Sound familiar? The U.S. must pass a funding resolution and raise the debt ceiling this week to keep the government operating and avoid a possible U.S. default next month. The current situation in Congress looks very familiar to the 2011 fiasco, and we still view the prospect of default as unlikely. One question, though, is if a downgrade even matters. With the benefit of hindsight, the U.S. government’s downgrade had little impact on the cost of debt for the country. The U.S. remains the de facto risk-free rate and reserve currency, trillions have been borrowed since at next to nothing, and the yield on the 10-year treasury is below 1.50%. So does a downgrade of the U.S. matter? We believe it is complicated; while it is unlikely that a downgrade would have a material impact on the cost of borrowing for the country, there are downstream impacts that could lead to downgrades in U.S. companies that are anchored to the sovereign rating.
Inflation once again leads investor concerns in Bank of America survey, but new developments have pushed China to number two
According to the monthly fixed-income investor survey published by Bank of America, inflation remains the number one concern among credit investors which, despite a cooling in the month over month rate inflation, is rather unsurprising as inflation still stands well-above-average compared to the last cycle. However, the tech crackdown and looming Evergrande default has moved China into the number two spot among those polled. Beijing’s crackdown on tech companies has mostly spooked equity investors but when coupled with the default and bankruptcy of China’s most indebted property company, many investors from all asset classes are beginning to wonder if there are cracks in China’s economic recovery. Just a few years ago it seemed unlikely that China would let a company like Evergrande fail, but now it appears it could happen any minute as the company missed its payment over the weekend. While we believe Evergrande default is unlikely to spread contagion outside of China, the country remains the largest holder of U.S. public debt and an important market for most large U.S. corporates, so we believe the concern to be a continued due diligence item.
Energy market supply/demand dislocations exacerbate cyclical inflationary pressures
World natural gas prices have climbed dramatically over the past several months with prompt month futures prices 200-300+% higher than the same time last year depending on the price point. The pricing pressures appear to be most acute in Europe which receives most of its supply from Russia. However, Russia has traditionally used gas supply as a political weapon, and they appear to be doing so again in order to pressure governments to approve the Nord Stream 2 pipeline. Due to disruptions in alternative supplies including wind and coal firepower, tight supply is being largely felt. Natural gas, coal, and nuclear are drivers of baseload power generation across the continent, but the transition to cleaner fuels has shown some of the current structural deficiencies. Weaker wind power production and decommissioned coal plants have increased Europe’s reliance on gas at the same time that demand from idled industrial production is now coming back online.

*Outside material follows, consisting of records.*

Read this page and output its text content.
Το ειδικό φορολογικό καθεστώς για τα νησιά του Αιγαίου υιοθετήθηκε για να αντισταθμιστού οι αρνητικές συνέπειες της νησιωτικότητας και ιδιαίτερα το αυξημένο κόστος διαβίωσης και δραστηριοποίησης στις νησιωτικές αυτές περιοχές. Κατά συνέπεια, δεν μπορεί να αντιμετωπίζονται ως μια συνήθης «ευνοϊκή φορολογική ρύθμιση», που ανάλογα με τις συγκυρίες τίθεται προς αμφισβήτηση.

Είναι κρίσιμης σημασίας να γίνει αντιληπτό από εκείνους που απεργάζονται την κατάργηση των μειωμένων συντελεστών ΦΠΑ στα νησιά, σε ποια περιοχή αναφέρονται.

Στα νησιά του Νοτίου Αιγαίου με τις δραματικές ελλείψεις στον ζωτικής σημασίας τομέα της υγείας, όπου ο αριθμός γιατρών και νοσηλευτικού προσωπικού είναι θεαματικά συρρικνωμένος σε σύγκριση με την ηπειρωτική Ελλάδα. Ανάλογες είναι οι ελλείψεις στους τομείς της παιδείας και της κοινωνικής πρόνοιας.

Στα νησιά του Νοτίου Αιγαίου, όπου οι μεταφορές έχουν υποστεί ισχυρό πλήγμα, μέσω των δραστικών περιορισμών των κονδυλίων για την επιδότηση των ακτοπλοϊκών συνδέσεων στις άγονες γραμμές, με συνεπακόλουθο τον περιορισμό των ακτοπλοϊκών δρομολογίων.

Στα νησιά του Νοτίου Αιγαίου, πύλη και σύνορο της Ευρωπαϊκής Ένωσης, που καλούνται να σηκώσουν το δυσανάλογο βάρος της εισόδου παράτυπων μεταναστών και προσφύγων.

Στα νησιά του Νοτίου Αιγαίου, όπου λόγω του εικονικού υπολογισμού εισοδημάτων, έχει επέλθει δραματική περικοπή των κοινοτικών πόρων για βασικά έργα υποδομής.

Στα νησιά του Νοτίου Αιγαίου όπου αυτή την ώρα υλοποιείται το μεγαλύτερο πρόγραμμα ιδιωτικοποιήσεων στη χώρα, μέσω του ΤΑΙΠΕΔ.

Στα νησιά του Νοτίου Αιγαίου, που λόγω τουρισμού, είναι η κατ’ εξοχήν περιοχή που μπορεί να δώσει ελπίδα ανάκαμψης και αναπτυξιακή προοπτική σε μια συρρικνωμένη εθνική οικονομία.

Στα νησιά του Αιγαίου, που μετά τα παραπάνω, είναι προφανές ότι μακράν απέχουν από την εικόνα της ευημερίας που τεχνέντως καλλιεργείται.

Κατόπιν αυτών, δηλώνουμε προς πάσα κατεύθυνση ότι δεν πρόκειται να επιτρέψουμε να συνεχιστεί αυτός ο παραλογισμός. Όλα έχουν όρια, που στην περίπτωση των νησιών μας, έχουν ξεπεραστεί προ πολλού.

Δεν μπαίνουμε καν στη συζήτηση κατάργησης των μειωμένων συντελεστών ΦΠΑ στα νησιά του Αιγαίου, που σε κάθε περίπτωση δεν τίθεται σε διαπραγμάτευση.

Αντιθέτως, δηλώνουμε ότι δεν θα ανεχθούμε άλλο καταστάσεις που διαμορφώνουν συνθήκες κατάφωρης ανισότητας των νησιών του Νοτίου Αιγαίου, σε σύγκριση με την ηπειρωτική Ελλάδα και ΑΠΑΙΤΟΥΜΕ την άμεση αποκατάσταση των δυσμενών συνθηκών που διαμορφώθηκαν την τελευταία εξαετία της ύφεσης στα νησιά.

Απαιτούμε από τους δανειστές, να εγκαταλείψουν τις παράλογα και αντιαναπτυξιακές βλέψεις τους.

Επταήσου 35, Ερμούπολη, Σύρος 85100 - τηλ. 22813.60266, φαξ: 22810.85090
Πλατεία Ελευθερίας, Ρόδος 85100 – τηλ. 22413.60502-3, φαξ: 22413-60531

Unfortunately, the problem is not limited to Europe. Northern hemisphere neighbors rely on natural gas for approximately 40% of domestic baseload generation. With winter approaching, historically low storage, and delayed supply responses, future prices are not expected to decline meaningfully until next spring/summer. In Asia and South America, elevated natural gas input costs will drive higher prices for industrial output.